Lack of pay equity: “Female‑dominated occupations tend to be compensated at lower wage rates than male‑dominated occupations — even when they involve the same skill level,” according to Statistics Canada. For example, 97% of truck drivers in Canada are men and earn a median salary of $45,417 per year, while 97% of early childhood educators are women and earn a median salary of $25,334 per year, according to a Canadian Centre for Policy Alternatives Report. Efforts to achieve pay equity recognize this and aim to “close the part of the wage gap that is due to gender discrimination in employer pay practices.”

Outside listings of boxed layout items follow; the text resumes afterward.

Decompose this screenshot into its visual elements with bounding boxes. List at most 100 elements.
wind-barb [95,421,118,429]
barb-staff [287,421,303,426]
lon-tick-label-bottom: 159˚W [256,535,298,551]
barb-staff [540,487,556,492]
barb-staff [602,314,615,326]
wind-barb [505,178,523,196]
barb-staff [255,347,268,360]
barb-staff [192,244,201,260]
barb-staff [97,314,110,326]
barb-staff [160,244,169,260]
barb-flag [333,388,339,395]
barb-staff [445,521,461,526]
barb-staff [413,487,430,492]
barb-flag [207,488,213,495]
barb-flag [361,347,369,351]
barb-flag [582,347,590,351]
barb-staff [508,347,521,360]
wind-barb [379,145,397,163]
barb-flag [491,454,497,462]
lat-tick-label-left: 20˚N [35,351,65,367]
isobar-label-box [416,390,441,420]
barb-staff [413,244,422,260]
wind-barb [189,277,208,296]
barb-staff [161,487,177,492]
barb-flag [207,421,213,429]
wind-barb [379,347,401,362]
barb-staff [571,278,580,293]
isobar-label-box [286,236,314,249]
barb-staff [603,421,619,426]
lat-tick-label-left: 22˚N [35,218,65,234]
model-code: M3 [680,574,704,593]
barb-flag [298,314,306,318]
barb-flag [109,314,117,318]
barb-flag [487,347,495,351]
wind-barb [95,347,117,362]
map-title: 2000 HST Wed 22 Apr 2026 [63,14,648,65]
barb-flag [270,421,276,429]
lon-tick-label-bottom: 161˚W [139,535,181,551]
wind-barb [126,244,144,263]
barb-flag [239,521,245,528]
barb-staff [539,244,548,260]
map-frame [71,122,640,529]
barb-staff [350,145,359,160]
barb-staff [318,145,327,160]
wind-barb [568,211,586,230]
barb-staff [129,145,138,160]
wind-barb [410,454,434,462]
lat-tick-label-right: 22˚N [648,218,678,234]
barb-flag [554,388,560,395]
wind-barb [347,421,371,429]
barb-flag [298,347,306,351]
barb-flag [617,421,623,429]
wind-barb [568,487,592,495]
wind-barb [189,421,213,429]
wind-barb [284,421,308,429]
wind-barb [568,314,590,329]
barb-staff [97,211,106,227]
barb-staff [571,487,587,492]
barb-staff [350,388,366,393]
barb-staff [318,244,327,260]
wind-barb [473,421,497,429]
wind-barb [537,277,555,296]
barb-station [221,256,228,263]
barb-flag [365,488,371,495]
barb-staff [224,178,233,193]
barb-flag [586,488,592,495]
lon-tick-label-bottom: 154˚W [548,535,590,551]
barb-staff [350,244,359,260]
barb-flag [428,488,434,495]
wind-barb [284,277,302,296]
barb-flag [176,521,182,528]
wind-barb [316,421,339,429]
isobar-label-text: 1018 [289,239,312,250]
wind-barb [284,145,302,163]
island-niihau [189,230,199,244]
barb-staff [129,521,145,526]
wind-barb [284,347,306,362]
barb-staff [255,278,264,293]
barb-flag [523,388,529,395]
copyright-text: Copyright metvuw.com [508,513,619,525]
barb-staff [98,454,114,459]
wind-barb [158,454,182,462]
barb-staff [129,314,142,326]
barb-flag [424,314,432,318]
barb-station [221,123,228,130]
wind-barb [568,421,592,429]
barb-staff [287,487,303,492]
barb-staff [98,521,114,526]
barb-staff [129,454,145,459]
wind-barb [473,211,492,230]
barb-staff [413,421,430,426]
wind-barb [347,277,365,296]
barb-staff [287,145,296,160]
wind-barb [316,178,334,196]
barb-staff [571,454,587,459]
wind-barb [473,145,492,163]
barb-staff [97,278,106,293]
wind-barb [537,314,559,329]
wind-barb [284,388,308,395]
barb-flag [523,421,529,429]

Lack of equal pay and pay transparency: While pay equity compares value and pay of different jobs, equal pay compares pay of similar jobs. Pay transparency – which involves requiring employers to disclose existing pay structures – is one way to determine whether those performing the same jobs are being paid equally. Recently, a few Canadian universities recognized that women faculty members weren’t being paid as much as their male counterparts and gave the women raises. While it’s true that, within the same roles, some employees may receive a higher salary due to factors including performance and seniority, there are problems with the meritocracy we live in.

As Sarah Kaplan points out, “the people that have risen to the top have worked hard, there’s no question. But they want to believe they’re there for their own unique talents and skills, and they don’t want to believe they benefitted somehow from the tailwinds provided by privilege … People all like to think they worked hard for their position without understanding how much harder a person of colour, an Indigenous person, a new Canadian, a woman, someone with a disability, would have to work to get to the same place.” Stronger pay transparency legislation is one way to help make existing pay gaps visible.

Closing the pay gap is about societal and systemic choices, not women’s choices. It’s up to society to prioritize childcare, balance unpaid housework, and advance pay equity, equal pay, and pay transparency so that women aren’t paying the penalty.